With the Mets hitting Fenway tonight, memories of the 1986 World Series will be thrown around as casually as MVP trophies for Spike Owen.  Ailing backup backstop Ed Hearn, traded to Kansas City for David Cone in 1987, speaks with the Newark Star-Ledger’s Kevin Manahan.

Diagnosed in 1991 with focal segmental glomerulosclerosis, a kidney disease, Hearn has endured three kidney transplants and two bouts with cancer. He often needs the aid of a breathing machine and takes more than 50 types of medication daily in his home in Lenexa, Kan., a suburb of Kansas City.

Tonight, when the three-game series starts in Boston, he will watch the crawl on ESPN, look for a score and feel a pang as the forgotten Met. He hopes this will be an excuse for someone to call.

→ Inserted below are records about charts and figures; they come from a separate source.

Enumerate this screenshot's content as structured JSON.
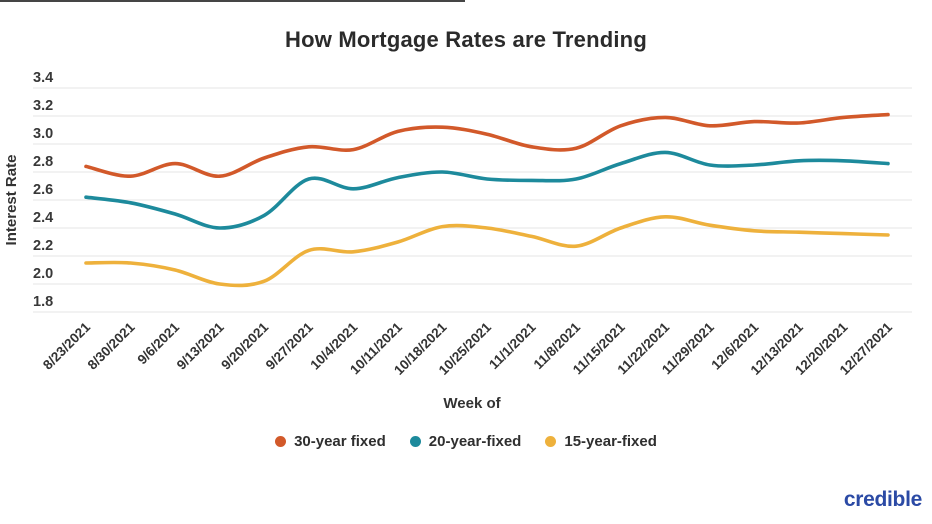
{
  "chart_data": {
    "type": "line",
    "title": "How Mortgage Rates are Trending",
    "xlabel": "Week of",
    "ylabel": "Interest Rate",
    "categories": [
      "8/23/2021",
      "8/30/2021",
      "9/6/2021",
      "9/13/2021",
      "9/20/2021",
      "9/27/2021",
      "10/4/2021",
      "10/11/2021",
      "10/18/2021",
      "10/25/2021",
      "11/1/2021",
      "11/8/2021",
      "11/15/2021",
      "11/22/2021",
      "11/29/2021",
      "12/6/2021",
      "12/13/2021",
      "12/20/2021",
      "12/27/2021"
    ],
    "yticks": [
      "3.4",
      "3.2",
      "3.0",
      "2.8",
      "2.6",
      "2.4",
      "2.2",
      "2.0",
      "1.8"
    ],
    "ylim": [
      1.8,
      3.4
    ],
    "grid": "horizontal",
    "x_tick_rotation": 45,
    "legend_position": "bottom",
    "series": [
      {
        "name": "30-year fixed",
        "color": "#d2592a",
        "values": [
          2.84,
          2.77,
          2.86,
          2.77,
          2.9,
          2.98,
          2.96,
          3.09,
          3.12,
          3.07,
          2.98,
          2.97,
          3.13,
          3.19,
          3.13,
          3.16,
          3.15,
          3.19,
          3.21
        ]
      },
      {
        "name": "20-year-fixed",
        "color": "#1d8a9c",
        "values": [
          2.62,
          2.58,
          2.5,
          2.4,
          2.49,
          2.75,
          2.68,
          2.76,
          2.8,
          2.75,
          2.74,
          2.75,
          2.86,
          2.94,
          2.85,
          2.85,
          2.88,
          2.88,
          2.86
        ]
      },
      {
        "name": "15-year-fixed",
        "color": "#eeb13c",
        "values": [
          2.15,
          2.15,
          2.1,
          2.0,
          2.02,
          2.24,
          2.23,
          2.3,
          2.41,
          2.4,
          2.34,
          2.27,
          2.4,
          2.48,
          2.42,
          2.38,
          2.37,
          2.36,
          2.35
        ]
      }
    ]
  },
  "footer": {
    "brand": "credible",
    "brand_color": "#2b4aa5"
  }
}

“I’m doing good for how I feel,” Hearn said from his home. “Twenty years? Heck, it feels like it’s been 40. I hope the next 20 years aren’t as tough as the last 20 years. But somebody has to take the bullets and I was chosen.

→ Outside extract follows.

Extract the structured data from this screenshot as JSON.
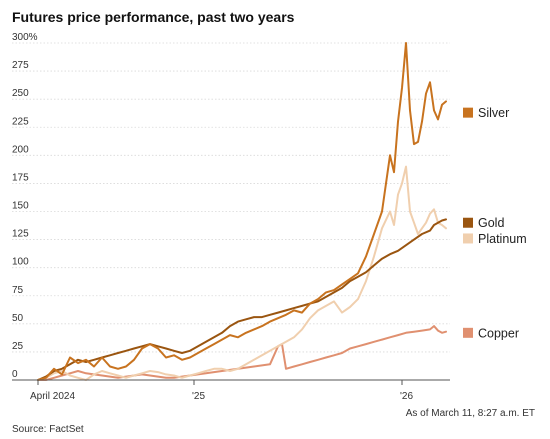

“It would be great to hear from an old teammate. It would be great for someone to pick up the phone and say, ‘Ed, how are you doing, man?’ But life moves on. And I know there are a lot of guys on that team who wouldn’t ever give a hoot.”

For all their grittiness, the 1986 Mets, Hearn says, really weren’t that tight. They were 25 guys committed to winning, but driven mostly by individual statistics and the lure of a big contract. When the team dissolved, so did a lot of the friendships.
“I see guys at card shows, guys who were very tight when they played together, and they’re hugging each other and saying, ‘Hey, man, I haven’t talked to you in 10 years!’ How does that happen?” Hearn said. “How can you be close to someone and let them drift out of your life like that?

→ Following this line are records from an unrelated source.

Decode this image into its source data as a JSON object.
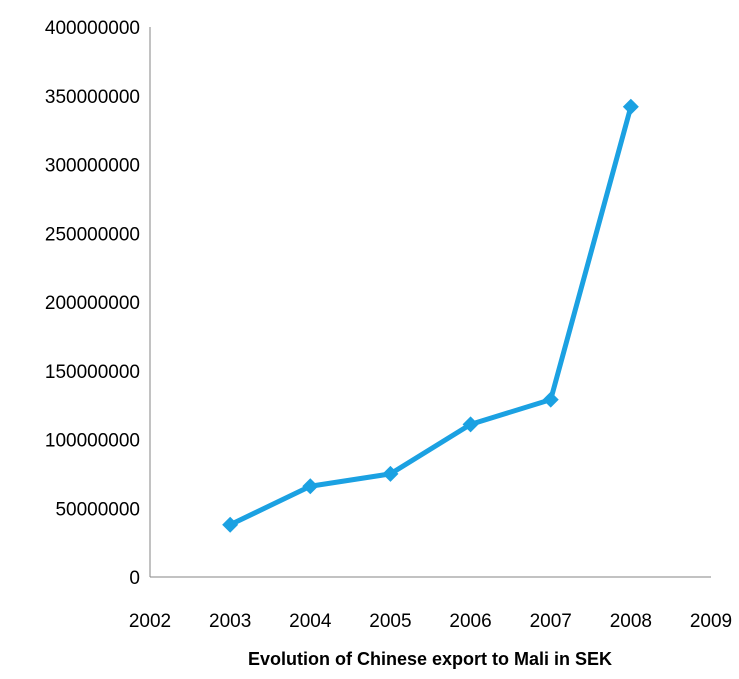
{
  "chart_data": {
    "type": "line",
    "title": "",
    "xlabel": "Evolution of Chinese export to Mali in SEK",
    "ylabel": "",
    "x": [
      2003,
      2004,
      2005,
      2006,
      2007,
      2008
    ],
    "series": [
      {
        "values": [
          38000000,
          66000000,
          75000000,
          111000000,
          129000000,
          342000000
        ],
        "color": "#1ba1e2",
        "marker": "diamond"
      }
    ],
    "xlim": [
      2002,
      2009
    ],
    "x_ticks": [
      "2002",
      "2003",
      "2004",
      "2005",
      "2006",
      "2007",
      "2008",
      "2009"
    ],
    "ylim": [
      0,
      400000000
    ],
    "y_ticks": [
      "0",
      "50000000",
      "100000000",
      "150000000",
      "200000000",
      "250000000",
      "300000000",
      "350000000",
      "400000000"
    ],
    "grid": false,
    "legend": "none",
    "axis_color": "#868686"
  }
}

“But I figure, ‘Hey, if they were really close and they haven’t spoken in years, then I can’t take it personally that no one has called me.’ I was a rookie. I wasn’t a main cog. I was traded the next year.”

“I’ve had flash points in my life when I’ve thought, ‘Why me?’ I’m not going to lie,” Hearn said. “I’m human. I’ve gone through it all — cancer, kidney transplants, dialysis. And I’ve done it multiple times. Any man would start to question why he had to endure so much.”

And when he watched the sports world congratulate former teammates Darryl Strawberry and Dwight Gooden each time they screwed up and saved themselves, only to fail again, Hearn wondered about justice. But that never stopped him from leaving supportive messages for Strawberry and Gooden. Neither ever called back.

Owner Fred Wilpon helped Hearn before his first kidney transplant, but that was about the only contact he has had from the Mets, he said.

“I’ve watched guys get second, third and fourth chances, when people have bent over backwards for guys who have screwed up over and over again, and I’ve been very bitter,” he said. “I mean, I’ve fought just to stay alive. Nobody gave me million-dollar contracts. Nobody gave me jobs. Nobody has given me anything, really.”

Without wishing to diminish Hearn’s plight, it should be pointed out that he had a further two seasons of big league service time with the Royals after leaving the Mets.  Whether or not Hearn’s bitterness towards old teammates is limited to those that actually won something, isn’t mentioned.